I wave and he honks once—a gentle salute—when he sees that I’m safely inside my own building, before accelerating into the night.

I reach my apartment door, and fit the key to the lock. Poor famished Phoebe greets me in the entry, mewling and rubbing her rounded skull against my unsteady ankles. From across the otherwise dark apartment I see the insistent blink of the answering machine’s message light—the grandchildren wishing me a Happy New Year, Gian wondering where I was when the children called, Gian telling me that Julia has died.

Nothing that won’t wait until after the cat has been fed. I take off Keith’s coat and drape it over the back of a chair.

I turn on lamps, open drawers, set the opener to the rim of the can. Phoebe watches me from the floor, her pupils green and cavernous.

“Be patient,” I tell her. “Or make yourself useful by growing some thumbs.”

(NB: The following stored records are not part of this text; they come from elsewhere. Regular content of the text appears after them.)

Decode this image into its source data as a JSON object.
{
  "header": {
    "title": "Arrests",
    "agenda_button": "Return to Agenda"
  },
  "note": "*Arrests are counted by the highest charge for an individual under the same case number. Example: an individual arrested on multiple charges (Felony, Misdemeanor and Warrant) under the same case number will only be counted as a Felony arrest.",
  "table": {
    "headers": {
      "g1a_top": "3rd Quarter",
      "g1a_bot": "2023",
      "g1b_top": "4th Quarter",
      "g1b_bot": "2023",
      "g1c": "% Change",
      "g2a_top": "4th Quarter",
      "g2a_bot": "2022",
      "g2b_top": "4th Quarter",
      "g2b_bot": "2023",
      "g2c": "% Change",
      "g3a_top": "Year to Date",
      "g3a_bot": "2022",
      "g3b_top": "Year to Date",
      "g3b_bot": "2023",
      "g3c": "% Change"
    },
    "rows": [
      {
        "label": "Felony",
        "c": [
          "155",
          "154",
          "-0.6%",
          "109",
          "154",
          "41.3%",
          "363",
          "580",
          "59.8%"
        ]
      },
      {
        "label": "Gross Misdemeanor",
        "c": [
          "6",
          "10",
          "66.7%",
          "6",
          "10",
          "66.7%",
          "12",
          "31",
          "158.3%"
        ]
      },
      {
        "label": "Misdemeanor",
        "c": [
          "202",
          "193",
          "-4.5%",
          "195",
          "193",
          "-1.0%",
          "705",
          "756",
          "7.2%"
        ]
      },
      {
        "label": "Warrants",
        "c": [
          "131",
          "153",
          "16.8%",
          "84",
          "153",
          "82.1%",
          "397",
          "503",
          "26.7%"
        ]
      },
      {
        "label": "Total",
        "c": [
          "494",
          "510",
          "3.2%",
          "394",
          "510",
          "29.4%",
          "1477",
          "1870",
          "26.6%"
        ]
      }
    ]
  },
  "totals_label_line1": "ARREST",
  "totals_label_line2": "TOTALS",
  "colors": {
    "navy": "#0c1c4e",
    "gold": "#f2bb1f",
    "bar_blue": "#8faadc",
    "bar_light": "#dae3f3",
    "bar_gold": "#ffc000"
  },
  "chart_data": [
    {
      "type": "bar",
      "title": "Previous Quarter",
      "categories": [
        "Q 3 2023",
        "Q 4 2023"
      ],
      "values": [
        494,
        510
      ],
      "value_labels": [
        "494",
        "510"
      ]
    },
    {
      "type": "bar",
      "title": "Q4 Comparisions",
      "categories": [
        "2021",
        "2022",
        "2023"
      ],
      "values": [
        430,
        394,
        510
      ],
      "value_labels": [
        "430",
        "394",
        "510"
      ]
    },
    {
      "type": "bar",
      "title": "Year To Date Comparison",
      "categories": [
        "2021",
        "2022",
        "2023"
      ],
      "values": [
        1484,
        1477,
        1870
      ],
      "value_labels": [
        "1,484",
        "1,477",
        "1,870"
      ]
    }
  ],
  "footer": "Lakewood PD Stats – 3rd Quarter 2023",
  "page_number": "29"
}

I owned that mink for more than forty years, more than twice the time I was married to Max. I bought it a month after Gian was born, as a way of proving that my life was still my own. For decades it rarely left my closet and never left the apartment. With Max away on business, with Johnny napping in another room, I’d drape it over the bed and run my fingers across it, conspiring with myself, reaffirming my status as an imposter, an agent provocateur. You think that it is a secret but it has never been one.